8 thoughts on “Weekly Planner: Switch from People to Places

  1. This is such a great idea – I had not thought of it before. I will be looking in other places now for information I have not been able to find.

  2. Please don’t forget to look for a local Historical Society and or Genealogical Society. They will know more about the area and may well hold the key to your research. Some Societies publish books that focus on local churchs, cemeteries etc.

    The family database at our local Historical Society contains more than 18,000 names and has links to newspaper obits, census, tax and land records. Our cemetery database contains information on over 8,000 people buried in our local cemteries. We also have copies of the pre-1900 church records
    for all but one of the churches.

  3. Excellent idea! I confess I have been stuck in a births, marriages and deaths ‘loop’, if you get what I mean. I’m also trying to put flesh on the bones and not just regard my ancestors as names on certificates and in records which I seem to have been doing too much lately. Your suggestions have come along just in time and woken me up!

    Finding out what the area was like they lived in, the local history and the schools they would have attended etc etc will help bring them to life again. I went to the Museum of London at the weekend and saw a wonderful photograph taken around 1890 in the Bethnal Green area of London. I have just traced, FINALLY after 20 years of looking, my Great Granny Emma Smith who lived in Bethnal Green at that time. The family that was photographed was poor, as were my GGranny Smith’s family, and I can now visualise better how they would have lived. Thank you so much for your suggestions!

  4. Adding pictures of a town/area of “when Grandpa lived there” make a nice addition to a notebook. The vital record documents are necessary but pictures really add impact of how an ancestor might have lived and what was happening during their lifetime.

  5. Your suggestion to research an area hit home for my family research. I had very little information on one family branch, so was quite surprised to find some key members in the 1880 Federal census in Colorado, after finding them only in Ohio for many years previous and after the 1880 census. I was very skeptical and wondered if they were indeed family. I researched the area and found there had been a gold find some years before. Then, in later censuses, found descendants of some of those early people. Gold apparently brought them to the Denver area, but other things kept them there. There was never any indication in our family oral history that we had relatives in Colorado.
    This area research suggestion also aids in answering why our ancestors settled in a specific place.

  6. dear Ancestry Members,
    I have done research in local places , i have to go to the
    court of justice, to search for my ansisters, but i have lost
    my complete data’s by ancestry com; I had started a tree , but my pc crast all my work for notting only my written things i have still, I have a cd with information , but the tree can not
    be remaked . I wash a free ancestry com , do they take the information or what they do with it , I think there is a hole new ancestry com…….
    sincere patrice desutter

  7. We have several family researchers working together and all of us use different methods. We have had great success in going to area websites i.e. Union County, IL, etc. One also uses a timeline showing how the family followed the farming frontiers and uses old maps to illustrate. We are finding new information daily by visiting areas online.

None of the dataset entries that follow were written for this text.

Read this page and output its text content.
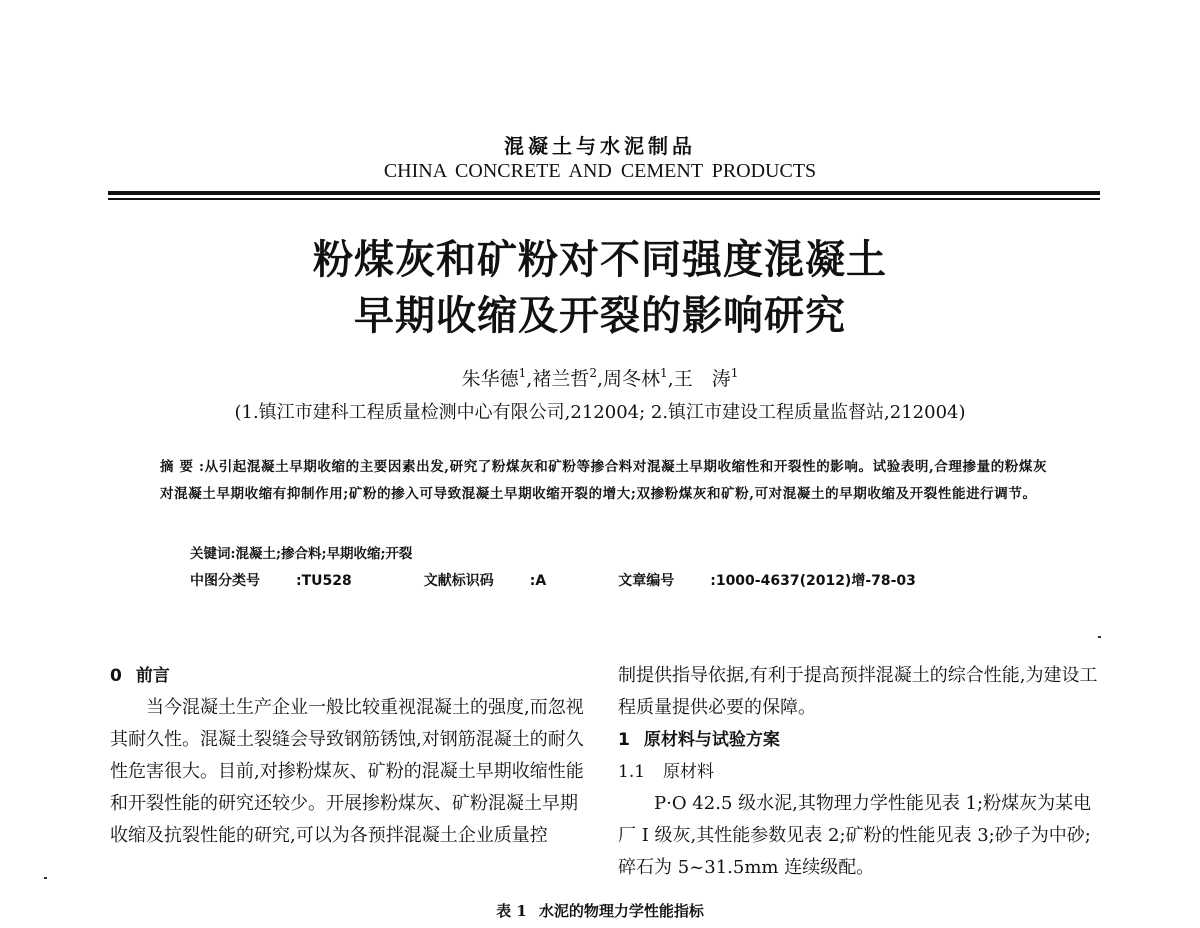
混凝土与水泥制品
CHINA CONCRETE AND CEMENT PRODUCTS
粉煤灰和矿粉对不同强度混凝土
早期收缩及开裂的影响研究
朱华德$^1$,褚兰哲$^2$,周冬林$^1$,王　涛$^1$
(1.镇江市建科工程质量检测中心有限公司,212004; 2.镇江市建设工程质量监督站,212004)
摘要:从引起混凝土早期收缩的主要因素出发,研究了粉煤灰和矿粉等掺合料对混凝土早期收缩性和开裂性的影响。试验表明,合理掺量的粉煤灰对混凝土早期收缩有抑制作用;矿粉的掺入可导致混凝土早期收缩开裂的增大;双掺粉煤灰和矿粉,可对混凝土的早期收缩及开裂性能进行调节。
关键词:混凝土;掺合料;早期收缩;开裂
中图分类号	:TU528	文献标识码	:A	文章编号	:1000-4637(2012)增-78-03

0 前言

当今混凝土生产企业一般比较重视混凝土的强度,而忽视其耐久性。混凝土裂缝会导致钢筋锈蚀,对钢筋混凝土的耐久性危害很大。目前,对掺粉煤灰、矿粉的混凝土早期收缩性能和开裂性能的研究还较少。开展掺粉煤灰、矿粉混凝土早期收缩及抗裂性能的研究,可以为各预拌混凝土企业质量控

制提供指导依据,有利于提高预拌混凝土的综合性能,为建设工程质量提供必要的保障。

1 原材料与试验方案

1.1 原材料

P·O 42.5 级水泥,其物理力学性能见表 1;粉煤灰为某电厂 Ⅰ 级灰,其性能参数见表 2;矿粉的性能见表 3;砂子为中砂;碎石为 5~31.5mm 连续级配。

表 1 水泥的物理力学性能指标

  8. I’ve done this in a round about way. I have pictures of my great grandparents standind in front of their house. The picture was taken in commemmoration of their Fiftieth wedding anniversary. I had found out where they had lived by looking for them in a Worcester, Mass. city directory on Ancestry.com.Then a friend of mine moved to Worcester and lived on the same street that my great grandparents lived on! I got to visit her a few times and I got to see the neighborhood that my ancestors lived on.